Para entender la teoría de Jung y sus aportaciones al rasgo de la Alta Sensibilidad recomendamos la película “Un método peligroso”, en la que se desarrolla una trama entre él y su paciente Sabina Spielberg nada despreciable desde el punto de vista clínico.

La Dra. Elaine Aron inició el estudio de los rasgos de temperamento innato de alta sensibilidad. Ella, junto con su esposo el Dr. Arthur Aron, son dos de los principales científicos que estudian la psicología del amor y las relaciones cercanas. También son pioneros en el estudio de la sensibilidad y el amor utilizando imágenes de resonancia magnética funcional.

Elaine Aron explica que existen muchas personas que desde pequeñas son etiquetadas negativamente bajo el signo de la timidez, la indecisión, la debilidad, sencillamente tienen un sistema nervioso sensible. Según ella, afecta entre el 15 y el 20 % de la población. Se traduce en tener mayor sutilidad en la percepción de la realidad, lo que lleva a mejor adecuación a la realidad, en situaciones especificas. Permite tener mejores datos para autocorregir los propios errores, pues el sistema de detección es más “sensible” y por tanto “mejor calibrado”. Tienen mayor capacidad de concentración, precisión, intuición y por supuesto empatía, imprescindible para una eficaz convivencia social y consecución de objetivos en entornos sociales.

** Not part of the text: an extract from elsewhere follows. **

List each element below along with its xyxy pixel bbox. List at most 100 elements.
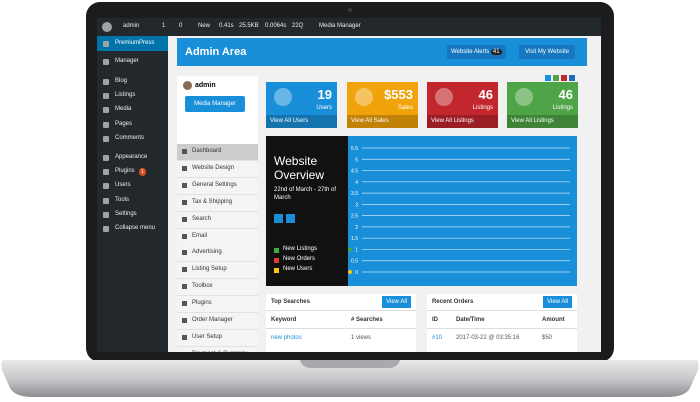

En cuanto a los posibles inconvenientes del rasgo, Elaine destaca que a las PAS les afecta especialmente los sonidos y el exceso de imágenes, y por supuesto su capacidad de sufrimiento ante situaciones que a otros les afectan menos, es desgraciadamente muy superior. Suelen necesitar más descanso y trabajar más procesos autorelajantes como la meditación, el yoga, o sencillamente dedicar más tiempo a sí mismos.

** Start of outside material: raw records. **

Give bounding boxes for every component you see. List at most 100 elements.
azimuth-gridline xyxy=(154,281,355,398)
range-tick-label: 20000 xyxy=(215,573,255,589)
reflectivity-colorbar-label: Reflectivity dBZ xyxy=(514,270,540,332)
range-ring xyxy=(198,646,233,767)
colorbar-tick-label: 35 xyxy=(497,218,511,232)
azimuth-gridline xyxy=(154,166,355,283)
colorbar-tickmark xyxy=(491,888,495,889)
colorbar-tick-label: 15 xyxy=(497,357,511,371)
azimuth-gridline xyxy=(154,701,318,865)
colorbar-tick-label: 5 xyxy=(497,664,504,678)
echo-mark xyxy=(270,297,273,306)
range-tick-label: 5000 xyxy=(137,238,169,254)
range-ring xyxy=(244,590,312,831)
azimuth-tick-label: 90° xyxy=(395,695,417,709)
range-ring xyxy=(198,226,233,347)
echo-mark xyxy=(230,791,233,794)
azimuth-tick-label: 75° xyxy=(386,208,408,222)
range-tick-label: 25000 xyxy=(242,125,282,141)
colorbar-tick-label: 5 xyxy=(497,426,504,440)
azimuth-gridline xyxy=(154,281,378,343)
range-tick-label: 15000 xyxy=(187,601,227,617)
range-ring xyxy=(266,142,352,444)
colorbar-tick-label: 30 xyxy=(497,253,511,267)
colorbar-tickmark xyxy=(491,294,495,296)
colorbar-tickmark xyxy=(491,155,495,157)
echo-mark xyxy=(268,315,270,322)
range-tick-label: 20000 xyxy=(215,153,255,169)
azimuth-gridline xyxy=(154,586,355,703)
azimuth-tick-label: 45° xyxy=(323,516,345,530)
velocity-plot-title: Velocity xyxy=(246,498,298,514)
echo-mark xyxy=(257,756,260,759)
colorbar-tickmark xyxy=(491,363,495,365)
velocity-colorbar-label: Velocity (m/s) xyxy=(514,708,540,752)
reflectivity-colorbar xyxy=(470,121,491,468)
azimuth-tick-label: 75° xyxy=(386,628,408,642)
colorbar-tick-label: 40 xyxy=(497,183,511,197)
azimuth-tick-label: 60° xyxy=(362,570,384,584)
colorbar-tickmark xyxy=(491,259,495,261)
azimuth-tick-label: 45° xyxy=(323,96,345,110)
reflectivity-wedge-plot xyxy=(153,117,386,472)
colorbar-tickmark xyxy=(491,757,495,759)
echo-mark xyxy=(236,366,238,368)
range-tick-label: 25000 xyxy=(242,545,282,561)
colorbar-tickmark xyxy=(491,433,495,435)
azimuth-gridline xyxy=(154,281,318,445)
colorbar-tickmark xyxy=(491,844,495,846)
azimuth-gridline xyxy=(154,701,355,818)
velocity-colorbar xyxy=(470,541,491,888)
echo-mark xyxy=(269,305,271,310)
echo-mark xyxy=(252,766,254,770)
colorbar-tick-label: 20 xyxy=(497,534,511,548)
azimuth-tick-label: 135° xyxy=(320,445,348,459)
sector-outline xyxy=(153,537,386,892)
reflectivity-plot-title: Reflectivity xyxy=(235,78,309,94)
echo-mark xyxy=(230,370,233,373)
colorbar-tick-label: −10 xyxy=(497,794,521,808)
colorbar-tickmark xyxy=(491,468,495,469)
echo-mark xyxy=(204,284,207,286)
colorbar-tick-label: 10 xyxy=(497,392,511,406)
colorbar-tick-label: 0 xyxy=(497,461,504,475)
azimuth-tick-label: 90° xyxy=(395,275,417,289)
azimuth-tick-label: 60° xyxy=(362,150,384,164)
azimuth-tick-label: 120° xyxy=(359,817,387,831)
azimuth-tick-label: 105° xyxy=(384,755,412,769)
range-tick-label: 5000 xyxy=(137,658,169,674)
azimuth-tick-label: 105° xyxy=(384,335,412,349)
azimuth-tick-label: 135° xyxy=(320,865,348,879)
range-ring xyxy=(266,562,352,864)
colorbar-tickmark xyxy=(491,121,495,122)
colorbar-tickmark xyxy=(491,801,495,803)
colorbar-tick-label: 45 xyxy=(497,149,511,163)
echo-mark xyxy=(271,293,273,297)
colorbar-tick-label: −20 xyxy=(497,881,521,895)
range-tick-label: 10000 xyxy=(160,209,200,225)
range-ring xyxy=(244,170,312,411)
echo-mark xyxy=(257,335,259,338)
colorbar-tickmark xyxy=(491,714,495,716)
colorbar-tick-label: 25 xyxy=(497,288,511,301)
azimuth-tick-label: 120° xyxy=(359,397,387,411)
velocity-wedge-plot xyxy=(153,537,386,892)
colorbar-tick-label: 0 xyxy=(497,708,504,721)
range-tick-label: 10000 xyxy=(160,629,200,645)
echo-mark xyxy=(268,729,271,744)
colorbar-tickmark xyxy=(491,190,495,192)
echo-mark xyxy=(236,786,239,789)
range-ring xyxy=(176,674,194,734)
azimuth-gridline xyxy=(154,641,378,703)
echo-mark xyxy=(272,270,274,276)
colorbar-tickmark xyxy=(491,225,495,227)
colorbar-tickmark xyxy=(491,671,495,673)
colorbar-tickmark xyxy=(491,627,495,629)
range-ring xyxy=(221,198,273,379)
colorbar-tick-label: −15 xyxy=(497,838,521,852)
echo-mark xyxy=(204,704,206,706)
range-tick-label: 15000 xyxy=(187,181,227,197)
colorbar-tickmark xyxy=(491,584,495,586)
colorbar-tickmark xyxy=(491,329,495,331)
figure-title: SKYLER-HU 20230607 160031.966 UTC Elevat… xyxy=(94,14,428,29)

Un libro que recomendamos para quienes estéis interesad@s en el tema es El Don de la sensibilidad, en el que aparece un test para el diagnóstico del rasgo.

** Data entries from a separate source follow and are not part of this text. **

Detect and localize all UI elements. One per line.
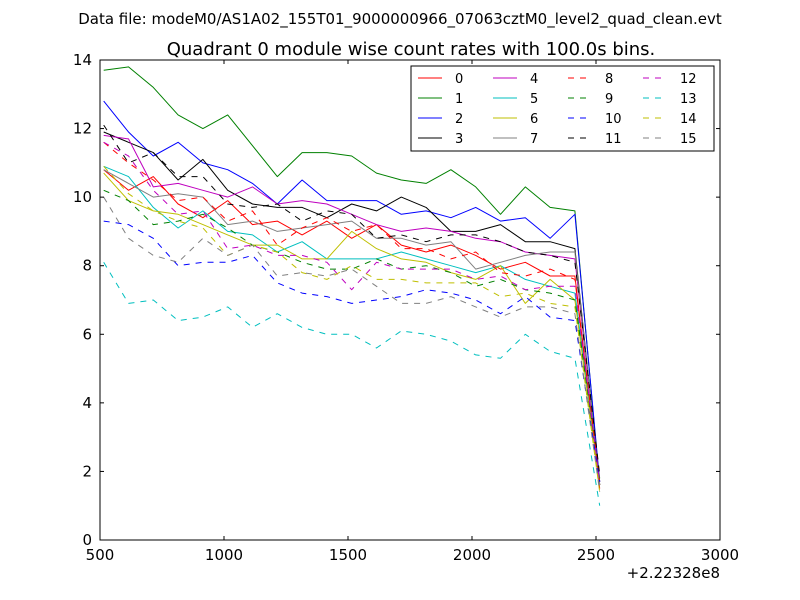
y-tick-label: 8	[82, 257, 92, 275]
series-line-15	[103, 196, 601, 493]
legend-box	[410, 65, 715, 152]
legend-label-0: 0	[455, 72, 463, 87]
legend-label-9: 9	[605, 92, 613, 107]
series-line-3	[103, 131, 601, 486]
series-line-6	[103, 172, 601, 486]
legend-label-14: 14	[680, 112, 697, 127]
series-line-2	[103, 100, 601, 482]
legend-label-12: 12	[680, 72, 697, 87]
x-tick-label: 500	[86, 546, 115, 564]
series-layer	[103, 66, 601, 506]
x-tick-label: 1000	[205, 546, 243, 564]
series-line-10	[103, 220, 601, 482]
series-line-13	[103, 262, 601, 506]
y-tick-label: 12	[73, 120, 92, 138]
series-line-7	[103, 169, 601, 486]
legend-label-11: 11	[605, 132, 622, 147]
legend-label-6: 6	[530, 112, 538, 127]
legend-label-7: 7	[530, 132, 538, 147]
legend-label-2: 2	[455, 112, 463, 127]
legend-label-10: 10	[605, 112, 622, 127]
suptitle: Data file: modeM0/AS1A02_155T01_90000009…	[78, 10, 722, 29]
y-tick-label: 4	[82, 394, 92, 412]
y-tick-label: 10	[73, 188, 92, 206]
legend-label-4: 4	[530, 72, 538, 87]
plot-frame	[99, 59, 721, 541]
x-tick-label: 1500	[329, 546, 367, 564]
series-line-12	[103, 141, 601, 482]
legend-label-8: 8	[605, 72, 613, 87]
y-tick-label: 2	[82, 462, 92, 480]
legend-label-5: 5	[530, 92, 538, 107]
legend-label-3: 3	[455, 132, 463, 147]
x-tick-labels: 500 1000 1500 2000 2500 3000	[86, 546, 739, 564]
x-tick-label: 2000	[453, 546, 491, 564]
legend-label-1: 1	[455, 92, 463, 107]
y-tick-label: 14	[73, 51, 92, 69]
series-line-14	[103, 165, 601, 493]
y-tick-label: 6	[82, 325, 92, 343]
series-line-8	[103, 141, 601, 482]
y-tick-label: 0	[82, 531, 92, 549]
series-line-1	[103, 66, 601, 486]
legend-label-15: 15	[680, 132, 697, 147]
legend-label-13: 13	[680, 92, 697, 107]
chart-title: Quadrant 0 module wise count rates with …	[167, 39, 656, 60]
x-axis-offset-label: +2.22328e8	[627, 564, 720, 582]
series-line-11	[103, 124, 601, 475]
y-tick-labels: 0 2 4 6 8 10 12 14	[73, 51, 92, 549]
x-tick-label: 3000	[701, 546, 739, 564]
series-line-0	[103, 169, 601, 489]
axis-ticks	[99, 59, 721, 541]
x-tick-label: 2500	[577, 546, 615, 564]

Karina Zegers de Beijl ha sido otra de las pioneras en el estudio de la Alta Sensibilidad y el acompañamiento a personas que tienen este rasgo. Karina organiza encuentros en los que compartir las dificultades con que nos encontramos a la hora de vivir en el mundo las personas con el rasgo de la Alta Sensibilidad. Ha escrito libros sobre el tema, recientemente ha publicado La Alta Sensibilidad. Vivir desde el corazón. En el libro podemos encontrar una versión ampliada del test para el diagnóstico de la Alta Sensibilidad.

 

¿Y tú, eres Altamente Sensible? ¿Cómo “te manejas” con el rasgo en tu día a día?

Si eres una persona Altamente Sensible, te recomendamos desde aquí la lectura de los libros mencionados, así como formar parte de algún grupo en el que se tengan en cuenta las particularidades de tu rasgo, o realizar un proceso psicoterapéutico que te ayude a conocerte, sanar las heridas del pasado y aprender a caminar en la vida con la conciencia de que el rasgo te puede dar muchas alegrías si sabes cómo canalizarlo y darle el espacio que merece en tu vida. Porque ser PAS puede darte mucho sufrimiento y también mucha satisfacción, depende de ti!